Time to Reboot the Shoot
By John Trahar. Published in Adage on September 29, 2017.
The marketing cost-consciousness that started in the Great Recession has intensified with the past year's uproar over production costs and "kickbacks." Yet, so far, the industry conversation has missed a more fundamental problem that truly endangers brands: How we approach create commercials can't sustain relevance, which is the epic challenge of our connected world.
Reaching potential customers with advertising that's meaningful and compelling was the single biggest challenge cited by more than 300 advertisers in a poll this summer by Advertiser Perceptions. To meet that relevance challenge, we need to overhaul a creation model that hasn't changed fundamentally since the 1960s. You know, the agency, the client, and the production company show up with a script and a shot list, and execute it with an air date looming.
When market opportunities and sentiments morph within days, if not hours, today's shoot might be obsolete by the time we're finished editing. And so, we really owe the brand a portfolio of meaningful creative assets that can be edited to answer real-world events within a larger, ongoing vision.
We need to reenvision the commercial shoot as a creative happening, not a production assignment. To do this, we need to involve the entire team -- including the postproduction crew and media -- upstream, in an overarching strategy, so everyone can see where the brand's going and build on the storylines as ideas POP UP on set. We need to shoot an overarching strategy, not one to three storyboards.

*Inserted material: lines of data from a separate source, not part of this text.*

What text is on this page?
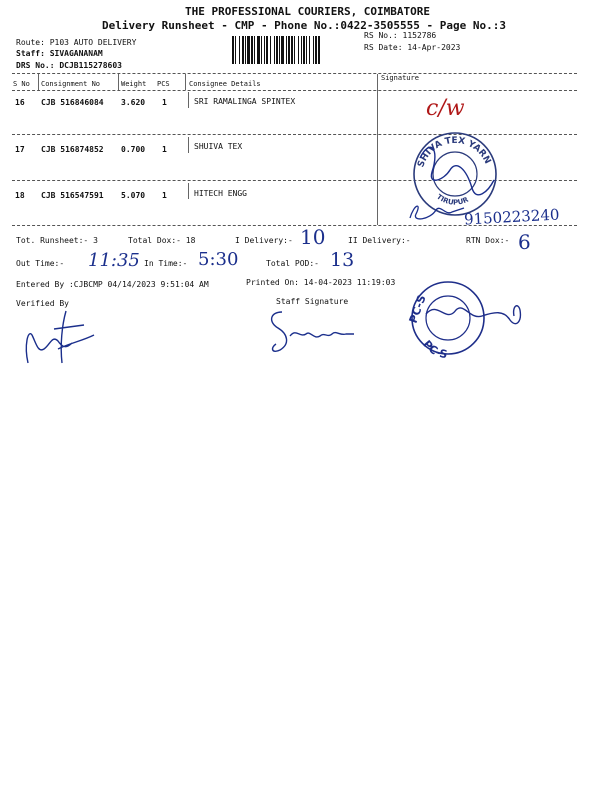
THE PROFESSIONAL COURIERS, COIMBATORE
Delivery Runsheet - CMP - Phone No.:0422-3505555 - Page No.:3
Route: P103 AUTO DELIVERY
Staff: SIVAGANANAM
DRS No.: DCJB115278603
RS No.: 1152786
RS Date: 14-Apr-2023
S No Consignment No	Weight PCS	Consignee Details
Signature
16 CJB 516846084 3.620 1	SRI RAMALINGA SPINTEX
17 CJB 516874852 0.700 1	SHUIVA TEX
18 CJB 516547591 5.070 1	HITECH ENGG
c/w
SHIVA TEX YARN
TIRUPUR
9150223240
Tot. Runsheet:- 3	Total Dox:- 18	I Delivery:- 10	II Delivery:-	RTN Dox:- 6
Out Time:- 11:35 In Time:- 5:30	Total POD:- 13
Entered By :CJBCMP 04/14/2023 9:51:04 AM	Printed On: 14-04-2023 11:19:03
Verified By	Staff Signature	PC-S
PC-S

The team has to include clients, from the conference room to the editing room, and we have to see the work through together. In addition to eliminating uncertainty and lag time spent checking with the client, this solves the transparency problem altogether by maintaining creative accountability. There's no passing the buck to a director or a production company, no matter their A-List credentials. The next day, our client is still our client.
More is better
We need to embrace the notion that more is more efficient. More executions better drive home an idea. More varied expressions of an idea resonate with more people. A larger library of relevant imagery keeps a brand fresher, longer. More makes a challenger brand feel a lot bigger. More makes an integrated campaign cohesive and comprehensive.
More also means thinking and writing all the way through the shoot -- particularly after the camera starts rolling. It means shooting faster, so we can envision more, capture more and make more. It means thinking editorially throughout, to see more potential applications beyond a spot.
And it means having a preplanned and convincing reason for every technique, angle, and set-up, so no singular creative discussion gets precious and sucks time away from the whole.
That doesn't mean shooting lots of assets randomly for social posts or digital campaigns you might do someday; those channels need to be planned for within the cohesive shoot. And we don't need more people, but we do need to empower people more. Give people with multiple talents the context and freedom to make more, so more B-roll is set up to be potential A-roll that engages audiences. The best work we've done in the past 6 years all came from what the script morphed into on the set and in the editing room.
More can fit the budget if we bill by deliverable instead of hours. The hours convention penalizes agencies when creative's fast, and clients when it's slow. The budget is what the budget is, so the value proposition becomes how much you can make with it. The new creative efficiency is how much we can make, not how little can we can make it for.